The Buffalo News reports an 18-month pilot program at the Peace Bridge and at an international crossing in Washington state will be monitored to see if traffic flow can be improved without compromising security.
Activists seeking to scale down the planned expansion of the Peace Bridge inspection plaza on Buffalo's west side have pleaded to federal authorities to use the spacious Fort Erie plaza for some or all of its inspection procedures.
Rep. Brian Higgins says pre-inspection will help open up the traffic bottleneck that so often occurs on the bridge, allowing for a freer flow of goods and people between the two nations.
"It is a mess up there. You have a very small footprint for a lot of activity," Higgins said Tuesday. "This is way, administratively, of trying to make more efficient the flow of traffic between the United States and Canada."
"It's good for the economy, it's good for transportation purposes, and it's also very good for the environment and air quality.
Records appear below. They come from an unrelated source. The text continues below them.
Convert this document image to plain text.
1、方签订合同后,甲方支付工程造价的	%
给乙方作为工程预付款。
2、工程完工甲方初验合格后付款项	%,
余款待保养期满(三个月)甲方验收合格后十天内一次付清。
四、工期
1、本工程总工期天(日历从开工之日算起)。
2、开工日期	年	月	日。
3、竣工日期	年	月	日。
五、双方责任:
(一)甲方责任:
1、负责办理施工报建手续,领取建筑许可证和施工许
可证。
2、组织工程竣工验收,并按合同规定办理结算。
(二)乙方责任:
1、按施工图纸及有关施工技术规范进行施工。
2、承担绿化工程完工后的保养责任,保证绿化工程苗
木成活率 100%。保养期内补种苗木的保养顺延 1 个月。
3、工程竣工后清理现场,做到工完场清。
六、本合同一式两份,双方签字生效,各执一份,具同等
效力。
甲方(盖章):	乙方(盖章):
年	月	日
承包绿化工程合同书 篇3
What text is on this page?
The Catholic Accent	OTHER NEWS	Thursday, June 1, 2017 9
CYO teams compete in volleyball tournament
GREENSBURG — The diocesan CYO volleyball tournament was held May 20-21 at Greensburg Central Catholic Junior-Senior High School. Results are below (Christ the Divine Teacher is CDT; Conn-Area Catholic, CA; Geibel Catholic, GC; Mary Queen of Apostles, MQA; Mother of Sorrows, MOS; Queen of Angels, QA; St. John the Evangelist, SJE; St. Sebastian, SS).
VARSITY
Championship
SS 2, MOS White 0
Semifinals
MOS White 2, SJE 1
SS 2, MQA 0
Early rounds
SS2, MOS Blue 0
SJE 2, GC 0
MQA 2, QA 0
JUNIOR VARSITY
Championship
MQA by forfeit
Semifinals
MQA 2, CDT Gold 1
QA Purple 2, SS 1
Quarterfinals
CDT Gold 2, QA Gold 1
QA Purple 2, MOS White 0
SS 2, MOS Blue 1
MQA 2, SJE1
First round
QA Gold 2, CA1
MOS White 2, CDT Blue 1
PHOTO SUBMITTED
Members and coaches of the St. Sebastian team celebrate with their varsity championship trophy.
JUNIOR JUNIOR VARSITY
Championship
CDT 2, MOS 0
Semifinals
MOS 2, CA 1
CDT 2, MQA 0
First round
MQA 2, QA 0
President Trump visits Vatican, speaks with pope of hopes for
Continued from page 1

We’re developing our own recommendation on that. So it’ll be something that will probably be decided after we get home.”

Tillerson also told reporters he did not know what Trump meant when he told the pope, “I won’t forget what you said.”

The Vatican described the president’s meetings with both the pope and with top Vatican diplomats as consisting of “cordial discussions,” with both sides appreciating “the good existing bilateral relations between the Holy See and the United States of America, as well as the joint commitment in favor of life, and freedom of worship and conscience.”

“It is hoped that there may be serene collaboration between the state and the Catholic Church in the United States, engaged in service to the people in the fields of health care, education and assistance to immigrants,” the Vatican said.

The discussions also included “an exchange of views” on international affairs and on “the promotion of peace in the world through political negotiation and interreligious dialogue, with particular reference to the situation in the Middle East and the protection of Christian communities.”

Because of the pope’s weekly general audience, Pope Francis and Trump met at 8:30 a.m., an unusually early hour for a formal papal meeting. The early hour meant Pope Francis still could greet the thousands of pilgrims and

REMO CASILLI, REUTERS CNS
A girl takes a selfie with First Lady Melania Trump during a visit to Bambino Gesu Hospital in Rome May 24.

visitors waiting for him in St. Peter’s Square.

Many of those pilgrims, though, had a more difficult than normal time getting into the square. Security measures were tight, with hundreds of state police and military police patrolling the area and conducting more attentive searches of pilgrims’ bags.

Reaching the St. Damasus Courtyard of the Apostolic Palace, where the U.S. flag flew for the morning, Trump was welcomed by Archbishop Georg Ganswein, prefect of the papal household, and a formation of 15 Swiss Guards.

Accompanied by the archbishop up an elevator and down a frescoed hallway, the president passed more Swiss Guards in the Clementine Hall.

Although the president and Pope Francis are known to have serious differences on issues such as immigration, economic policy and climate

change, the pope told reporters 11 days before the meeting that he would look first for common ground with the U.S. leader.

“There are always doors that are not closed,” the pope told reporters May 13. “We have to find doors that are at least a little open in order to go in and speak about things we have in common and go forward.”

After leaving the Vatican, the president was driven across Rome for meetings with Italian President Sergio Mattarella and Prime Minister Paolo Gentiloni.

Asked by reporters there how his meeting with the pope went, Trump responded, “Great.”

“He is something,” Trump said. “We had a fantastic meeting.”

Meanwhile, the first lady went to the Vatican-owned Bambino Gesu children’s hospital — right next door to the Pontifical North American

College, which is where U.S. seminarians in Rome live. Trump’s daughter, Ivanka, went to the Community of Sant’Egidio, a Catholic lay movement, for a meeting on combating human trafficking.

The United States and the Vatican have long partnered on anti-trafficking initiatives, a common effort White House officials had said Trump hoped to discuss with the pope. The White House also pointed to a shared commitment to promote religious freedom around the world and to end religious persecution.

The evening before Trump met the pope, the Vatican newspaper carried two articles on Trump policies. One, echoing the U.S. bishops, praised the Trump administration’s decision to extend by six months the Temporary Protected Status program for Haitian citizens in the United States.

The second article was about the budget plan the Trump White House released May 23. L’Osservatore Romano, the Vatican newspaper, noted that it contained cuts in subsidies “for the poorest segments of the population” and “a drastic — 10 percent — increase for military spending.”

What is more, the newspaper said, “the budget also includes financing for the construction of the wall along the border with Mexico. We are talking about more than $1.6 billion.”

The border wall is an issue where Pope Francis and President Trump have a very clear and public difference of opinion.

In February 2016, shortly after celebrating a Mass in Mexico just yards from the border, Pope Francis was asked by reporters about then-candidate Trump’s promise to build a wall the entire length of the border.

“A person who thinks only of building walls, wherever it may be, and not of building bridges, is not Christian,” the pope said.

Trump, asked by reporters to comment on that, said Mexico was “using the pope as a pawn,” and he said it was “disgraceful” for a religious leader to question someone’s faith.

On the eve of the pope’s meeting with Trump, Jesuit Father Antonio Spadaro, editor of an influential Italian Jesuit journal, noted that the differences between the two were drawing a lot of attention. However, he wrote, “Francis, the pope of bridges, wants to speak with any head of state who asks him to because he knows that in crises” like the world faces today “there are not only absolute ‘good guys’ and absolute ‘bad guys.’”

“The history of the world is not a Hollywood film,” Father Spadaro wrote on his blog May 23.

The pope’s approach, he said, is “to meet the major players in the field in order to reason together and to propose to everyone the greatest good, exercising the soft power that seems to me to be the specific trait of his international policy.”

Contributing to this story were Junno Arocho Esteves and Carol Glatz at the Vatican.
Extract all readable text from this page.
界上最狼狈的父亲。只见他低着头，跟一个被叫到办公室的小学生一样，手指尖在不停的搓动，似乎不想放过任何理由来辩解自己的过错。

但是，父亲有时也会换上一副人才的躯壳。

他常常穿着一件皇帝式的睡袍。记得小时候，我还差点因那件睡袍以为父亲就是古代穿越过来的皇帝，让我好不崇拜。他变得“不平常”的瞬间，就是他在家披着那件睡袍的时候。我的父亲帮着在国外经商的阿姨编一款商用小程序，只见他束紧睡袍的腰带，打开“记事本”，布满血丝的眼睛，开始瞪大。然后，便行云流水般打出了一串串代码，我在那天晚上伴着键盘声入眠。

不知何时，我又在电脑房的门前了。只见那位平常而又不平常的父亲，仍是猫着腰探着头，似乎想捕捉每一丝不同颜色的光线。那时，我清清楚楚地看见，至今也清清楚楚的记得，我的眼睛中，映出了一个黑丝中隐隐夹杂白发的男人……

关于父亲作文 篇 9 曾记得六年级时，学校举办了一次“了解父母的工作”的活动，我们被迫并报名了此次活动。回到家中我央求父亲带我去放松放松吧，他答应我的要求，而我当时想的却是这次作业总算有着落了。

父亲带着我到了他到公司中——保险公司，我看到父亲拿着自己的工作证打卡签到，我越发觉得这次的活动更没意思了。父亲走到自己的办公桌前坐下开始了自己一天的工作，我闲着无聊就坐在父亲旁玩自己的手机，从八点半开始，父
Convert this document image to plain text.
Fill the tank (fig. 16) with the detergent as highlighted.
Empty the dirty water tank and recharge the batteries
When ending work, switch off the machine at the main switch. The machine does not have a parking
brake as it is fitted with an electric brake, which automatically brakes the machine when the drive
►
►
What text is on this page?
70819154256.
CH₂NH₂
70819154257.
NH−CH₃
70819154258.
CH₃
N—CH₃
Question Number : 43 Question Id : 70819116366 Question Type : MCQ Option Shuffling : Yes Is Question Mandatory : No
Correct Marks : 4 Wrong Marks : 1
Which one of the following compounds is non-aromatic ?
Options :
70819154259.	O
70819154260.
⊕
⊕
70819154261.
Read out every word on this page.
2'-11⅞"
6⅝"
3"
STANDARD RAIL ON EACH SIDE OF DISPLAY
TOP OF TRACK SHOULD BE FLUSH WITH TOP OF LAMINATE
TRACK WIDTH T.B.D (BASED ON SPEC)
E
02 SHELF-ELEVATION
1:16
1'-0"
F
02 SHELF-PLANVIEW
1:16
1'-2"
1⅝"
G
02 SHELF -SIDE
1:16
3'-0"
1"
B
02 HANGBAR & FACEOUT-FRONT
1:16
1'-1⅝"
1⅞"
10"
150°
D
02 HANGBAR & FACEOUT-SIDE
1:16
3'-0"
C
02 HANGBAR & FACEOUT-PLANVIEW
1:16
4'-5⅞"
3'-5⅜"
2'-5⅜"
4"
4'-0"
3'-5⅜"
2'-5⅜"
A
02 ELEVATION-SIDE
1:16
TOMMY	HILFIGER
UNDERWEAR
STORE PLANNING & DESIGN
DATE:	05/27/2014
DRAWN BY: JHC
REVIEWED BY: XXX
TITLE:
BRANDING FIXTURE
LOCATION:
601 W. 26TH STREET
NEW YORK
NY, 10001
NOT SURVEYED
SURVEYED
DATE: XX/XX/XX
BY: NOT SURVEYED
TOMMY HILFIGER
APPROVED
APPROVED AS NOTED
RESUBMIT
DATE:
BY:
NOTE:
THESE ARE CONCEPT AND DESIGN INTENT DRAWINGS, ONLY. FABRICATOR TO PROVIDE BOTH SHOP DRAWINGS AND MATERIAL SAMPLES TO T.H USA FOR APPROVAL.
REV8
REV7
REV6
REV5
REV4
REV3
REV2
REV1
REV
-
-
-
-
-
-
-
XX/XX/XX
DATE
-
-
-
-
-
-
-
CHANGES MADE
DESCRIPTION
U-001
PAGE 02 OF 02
It's idling diesel engines that are stuck on the bridge and stuck on the plaza that trigger asthma in kids."
Buffalo and Fort Erie Public Bridge Authority Chairman Sam Hoyt says, in a statement, the authority is extremely supportive of commercial pre-inspection and hopes to see the pilot phase implemented quickly.
The program is expected to begin in December. At the end of the 18 months, an assessment will be made as to whether the change should be permanent.